En outre, le projet veut aussi renforcer les mesures administratives conservatoires et le régime des peines applicables au délit de refus d’obtempérer à une sommation de s’arrêter, émanant d’un agent en bord de route.
 
La réserve civile de la police nationale devrait aussi être transformée en réserve opérationnelle. Objectifs : recruter 70 % des effectifs de la réserve opérationnelle au sein de la société civile, renforcer le lien entre la population et sa police, favoriser le sentiment d’appartenance des réservistes citoyens à l’institution et accroître la capacité opérationnelle de la police nationale.
 
 
Captation d’images et renforcement du contrôle des armes
Pour mémoire, le Conseil constitutionnel, dans une décision du 20 mai 2021 relative à la loi pour une sécurité globale, a censuré plusieurs dispositions portant sur la captation d’images (v.

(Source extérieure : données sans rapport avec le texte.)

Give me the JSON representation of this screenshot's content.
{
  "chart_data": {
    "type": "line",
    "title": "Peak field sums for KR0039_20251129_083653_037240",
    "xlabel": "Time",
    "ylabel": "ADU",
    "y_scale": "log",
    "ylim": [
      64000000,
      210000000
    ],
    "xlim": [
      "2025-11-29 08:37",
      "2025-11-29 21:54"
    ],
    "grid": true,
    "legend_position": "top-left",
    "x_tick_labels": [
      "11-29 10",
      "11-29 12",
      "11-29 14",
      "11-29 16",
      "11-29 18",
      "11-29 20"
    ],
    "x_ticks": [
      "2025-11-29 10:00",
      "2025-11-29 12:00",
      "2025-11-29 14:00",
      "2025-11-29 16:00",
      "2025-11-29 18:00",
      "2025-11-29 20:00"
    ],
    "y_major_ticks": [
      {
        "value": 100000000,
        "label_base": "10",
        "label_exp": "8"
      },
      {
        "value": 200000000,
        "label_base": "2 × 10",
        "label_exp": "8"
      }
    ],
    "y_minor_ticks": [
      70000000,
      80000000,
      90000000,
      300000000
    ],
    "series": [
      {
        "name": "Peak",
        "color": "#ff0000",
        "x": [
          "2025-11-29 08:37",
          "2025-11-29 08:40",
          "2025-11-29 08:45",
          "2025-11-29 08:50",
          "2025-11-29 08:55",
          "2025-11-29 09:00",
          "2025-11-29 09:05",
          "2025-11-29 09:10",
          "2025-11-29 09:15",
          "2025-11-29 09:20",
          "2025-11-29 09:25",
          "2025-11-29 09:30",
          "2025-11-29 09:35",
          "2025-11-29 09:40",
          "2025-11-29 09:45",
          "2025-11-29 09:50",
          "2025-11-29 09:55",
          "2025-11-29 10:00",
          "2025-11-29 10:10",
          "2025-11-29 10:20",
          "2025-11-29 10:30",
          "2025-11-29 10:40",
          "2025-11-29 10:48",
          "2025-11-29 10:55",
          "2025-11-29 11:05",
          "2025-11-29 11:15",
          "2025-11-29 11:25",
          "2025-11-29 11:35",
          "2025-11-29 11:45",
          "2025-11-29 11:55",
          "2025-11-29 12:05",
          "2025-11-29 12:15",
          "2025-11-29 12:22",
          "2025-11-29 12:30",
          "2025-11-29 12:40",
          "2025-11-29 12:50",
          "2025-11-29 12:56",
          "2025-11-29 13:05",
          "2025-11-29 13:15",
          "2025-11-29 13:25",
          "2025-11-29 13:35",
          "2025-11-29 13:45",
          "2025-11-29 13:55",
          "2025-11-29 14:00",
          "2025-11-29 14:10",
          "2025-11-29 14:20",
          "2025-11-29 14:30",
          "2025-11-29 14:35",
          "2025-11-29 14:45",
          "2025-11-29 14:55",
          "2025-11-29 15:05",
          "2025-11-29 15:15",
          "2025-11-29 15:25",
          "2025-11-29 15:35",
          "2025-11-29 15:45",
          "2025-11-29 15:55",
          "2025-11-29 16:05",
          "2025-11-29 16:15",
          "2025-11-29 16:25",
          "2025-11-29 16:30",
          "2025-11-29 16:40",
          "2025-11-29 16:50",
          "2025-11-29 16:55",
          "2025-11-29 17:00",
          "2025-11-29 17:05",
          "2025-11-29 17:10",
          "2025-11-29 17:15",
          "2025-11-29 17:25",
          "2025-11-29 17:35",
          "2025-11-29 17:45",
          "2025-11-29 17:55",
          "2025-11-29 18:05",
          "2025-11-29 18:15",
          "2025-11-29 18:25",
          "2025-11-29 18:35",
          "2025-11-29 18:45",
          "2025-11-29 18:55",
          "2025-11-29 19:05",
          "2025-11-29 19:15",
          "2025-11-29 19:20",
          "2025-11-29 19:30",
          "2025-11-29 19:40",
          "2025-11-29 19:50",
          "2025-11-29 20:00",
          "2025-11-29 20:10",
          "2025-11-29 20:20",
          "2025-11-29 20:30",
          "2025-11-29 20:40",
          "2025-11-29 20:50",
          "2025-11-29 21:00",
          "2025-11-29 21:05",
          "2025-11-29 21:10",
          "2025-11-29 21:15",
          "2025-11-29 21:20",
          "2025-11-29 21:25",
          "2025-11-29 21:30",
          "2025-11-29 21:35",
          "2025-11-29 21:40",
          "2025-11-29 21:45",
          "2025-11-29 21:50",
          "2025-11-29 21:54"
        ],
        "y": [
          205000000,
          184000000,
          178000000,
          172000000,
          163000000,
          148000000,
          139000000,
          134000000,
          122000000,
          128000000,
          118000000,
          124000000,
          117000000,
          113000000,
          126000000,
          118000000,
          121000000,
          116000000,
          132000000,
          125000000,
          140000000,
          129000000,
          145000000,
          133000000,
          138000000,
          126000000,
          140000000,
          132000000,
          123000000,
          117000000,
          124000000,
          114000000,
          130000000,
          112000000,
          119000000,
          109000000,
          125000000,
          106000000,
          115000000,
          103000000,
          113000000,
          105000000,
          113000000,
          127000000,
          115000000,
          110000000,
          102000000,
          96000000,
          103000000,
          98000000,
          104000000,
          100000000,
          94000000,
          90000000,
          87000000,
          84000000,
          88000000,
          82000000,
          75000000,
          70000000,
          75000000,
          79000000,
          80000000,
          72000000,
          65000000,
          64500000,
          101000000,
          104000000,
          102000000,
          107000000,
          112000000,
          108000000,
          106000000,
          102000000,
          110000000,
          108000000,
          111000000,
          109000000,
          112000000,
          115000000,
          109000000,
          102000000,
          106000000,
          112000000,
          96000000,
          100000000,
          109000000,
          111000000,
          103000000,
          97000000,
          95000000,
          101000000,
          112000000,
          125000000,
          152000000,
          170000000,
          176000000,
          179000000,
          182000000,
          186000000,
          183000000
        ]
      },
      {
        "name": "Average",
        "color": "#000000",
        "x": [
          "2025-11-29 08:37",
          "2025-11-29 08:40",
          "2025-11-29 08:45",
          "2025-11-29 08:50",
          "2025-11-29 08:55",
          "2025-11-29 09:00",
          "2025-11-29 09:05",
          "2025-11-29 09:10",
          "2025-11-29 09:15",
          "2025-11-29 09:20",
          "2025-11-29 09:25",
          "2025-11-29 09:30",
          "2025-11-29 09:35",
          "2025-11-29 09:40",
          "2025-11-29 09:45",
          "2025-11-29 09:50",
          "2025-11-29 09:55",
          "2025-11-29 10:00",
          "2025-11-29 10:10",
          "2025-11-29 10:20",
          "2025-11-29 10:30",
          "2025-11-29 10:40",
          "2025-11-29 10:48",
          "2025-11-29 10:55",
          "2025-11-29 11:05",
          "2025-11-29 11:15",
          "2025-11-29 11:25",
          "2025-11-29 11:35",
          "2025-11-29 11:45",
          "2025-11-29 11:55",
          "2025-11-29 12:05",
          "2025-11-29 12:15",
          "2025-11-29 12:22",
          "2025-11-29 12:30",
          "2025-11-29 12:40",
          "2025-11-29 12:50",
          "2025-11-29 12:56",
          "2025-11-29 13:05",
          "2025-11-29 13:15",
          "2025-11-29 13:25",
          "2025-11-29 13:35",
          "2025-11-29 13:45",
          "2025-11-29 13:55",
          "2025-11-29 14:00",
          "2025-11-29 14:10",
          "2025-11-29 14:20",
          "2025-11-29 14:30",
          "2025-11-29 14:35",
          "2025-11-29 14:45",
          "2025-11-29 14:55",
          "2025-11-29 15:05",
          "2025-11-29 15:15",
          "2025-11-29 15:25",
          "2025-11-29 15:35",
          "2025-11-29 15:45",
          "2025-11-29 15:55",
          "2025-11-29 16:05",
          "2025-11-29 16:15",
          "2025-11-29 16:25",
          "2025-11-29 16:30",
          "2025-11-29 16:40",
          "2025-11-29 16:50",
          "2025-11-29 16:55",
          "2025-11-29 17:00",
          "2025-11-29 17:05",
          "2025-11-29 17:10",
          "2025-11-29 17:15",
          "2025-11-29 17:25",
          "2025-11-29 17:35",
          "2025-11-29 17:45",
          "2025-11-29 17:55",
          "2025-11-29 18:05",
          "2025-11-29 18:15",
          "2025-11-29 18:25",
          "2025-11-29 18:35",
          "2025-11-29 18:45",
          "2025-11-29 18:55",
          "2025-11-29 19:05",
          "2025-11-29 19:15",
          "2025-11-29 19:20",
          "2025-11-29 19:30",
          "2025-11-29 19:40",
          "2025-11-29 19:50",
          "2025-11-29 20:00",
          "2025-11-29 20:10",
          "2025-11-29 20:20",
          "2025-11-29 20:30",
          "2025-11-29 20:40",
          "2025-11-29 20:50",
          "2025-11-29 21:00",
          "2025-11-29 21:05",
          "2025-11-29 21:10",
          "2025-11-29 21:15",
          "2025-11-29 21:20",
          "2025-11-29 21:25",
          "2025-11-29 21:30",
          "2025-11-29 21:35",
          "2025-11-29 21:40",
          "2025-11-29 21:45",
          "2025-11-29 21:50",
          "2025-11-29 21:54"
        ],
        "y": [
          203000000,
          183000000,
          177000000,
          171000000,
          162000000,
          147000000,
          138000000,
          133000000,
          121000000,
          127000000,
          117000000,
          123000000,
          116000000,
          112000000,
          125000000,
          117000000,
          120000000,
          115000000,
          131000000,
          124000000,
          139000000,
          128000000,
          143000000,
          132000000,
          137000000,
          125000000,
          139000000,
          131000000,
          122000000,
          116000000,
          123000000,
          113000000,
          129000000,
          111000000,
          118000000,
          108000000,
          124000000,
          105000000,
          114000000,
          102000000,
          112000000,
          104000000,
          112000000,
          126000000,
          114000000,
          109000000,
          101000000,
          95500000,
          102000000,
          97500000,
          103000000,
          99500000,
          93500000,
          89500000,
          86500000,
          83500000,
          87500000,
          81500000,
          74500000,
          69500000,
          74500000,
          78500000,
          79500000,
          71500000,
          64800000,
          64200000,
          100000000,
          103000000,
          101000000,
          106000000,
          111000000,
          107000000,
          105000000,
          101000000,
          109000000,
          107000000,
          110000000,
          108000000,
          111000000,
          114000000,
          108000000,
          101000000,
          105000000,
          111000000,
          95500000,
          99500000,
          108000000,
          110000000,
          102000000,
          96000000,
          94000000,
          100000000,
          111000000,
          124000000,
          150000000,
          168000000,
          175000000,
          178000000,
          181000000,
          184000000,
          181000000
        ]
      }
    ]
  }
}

Loi pour une sécurité globale : l'utilisation des drones par certains services de l'État et la police municipale invalidée, Actualités du droit, 24 mai 2021). Le projet de loi viendrait alors apporter plus de garanties aux dispositions relatives à la vidéosurveillance dans les cellules de garde à vue, à l’utilisation par les autorités publiques des caméras installées sur les aéronefs et aux « caméras embarquées ».
 
En outre, le projet de loi contient des dispositions relatives au renforcement du contrôle des armes et des explosifs. Il veut notamment renforcer le contrôle des détenteurs d’armes.
 
 
Procédures de jugement des mineurs
Rappelons que le Code de justice pénale des mineurs (CJPM) entre en vigueur le 30 septembre 2021 (v. sur le sujet CJPM : publication d’une circulaire présentant les dispositions, Actualités du droit, 8 juill. 2021).
 
Un article 397-2-1 devrait être inséré dans le Code de procédure pénale pour permettre à la juridiction pénale constatant son incompétence du fait d’une erreur sur la majorité ou la minorité d’une personne d’ordonner que cette dernière reste détenue jusqu’à sa comparution devant la juridiction compétente, qui devra intervenir au plus tard dans un délai de 24 heures. Un délai de 48 heures est prévu lorsqu’il s’agit de la comparution d’un majeur devant intervenir devant le pôle de l’instruction d’un tribunal judiciaire autre que celui initialement saisi (CJPM, art. L. 423-14).
 
Également, les articles L. 423-13 et L. 531-4 du nouveau CJPM devraient être modifiés pour permettre au Parquet d’interjeter appel des mesures éducatives judiciaires provisoires et des mesures de sûreté ordonnées par le juge des enfants ou le juge des libertés et de la détention ou prononcées à l’audience d’examen de la culpabilité ou pendant la période de mise à l’épreuve éducative.
 
Enfin, le projet de loi vient tirer les conséquences de la censure du Conseil constitutionnel du 26 mars 2021, les Sages ayant jugé que le juge des enfants qui a renvoyé l’affaire devant le tribunal pour enfants ne peut présider cette juridiction (v. Le juge des enfants ayant instruit l’affaire ne peut présider le tribunal, Actualités du droit, 26 mars 2021). Le projet prévoit la modification de l’article L. 251‑3 du Code de l’organisation judiciaire en précisant que, outre le juge des enfants qui a renvoyé l’affaire devant le tribunal pour enfants, celui qui a été chargé de l’instruction ne peut présider cette juridiction.
 

Diverses dispositions pénales
Le projet de loi prévoit aussi :
- d'étendre le dispositif de l’amende forfaitaire délictuelle aux vols portant sur une chose d’une valeur inférieure ou égale à 300 euros lorsqu’il « apparaît au moment de la constatation de l’infraction que cette chose a été restituée à la victime ou que celle‑ci a été indemnisée de son préjudice » ;
- d'autoriser le relevé forcé d’empreintes digitales ou palmaires ou à une prise de photographie, lorsque la personne est suspectée d’avoir commis un crime ou un délit puni d’au moins trois ans d’emprisonnement, sur autorisation du procureur de la République ;
- de permettre aux gardes particuliers de constater, par procès‑verbal, certaines contraventions en matière de police de la circulation et de la sécurité routières ;
- de faciliter l’identification des auteurs de rodéos motorisés et empêcher la restitution de véhicules dangereux ; 
- de simplifier les procédures de mise en demeure et de sanction de la CNIL.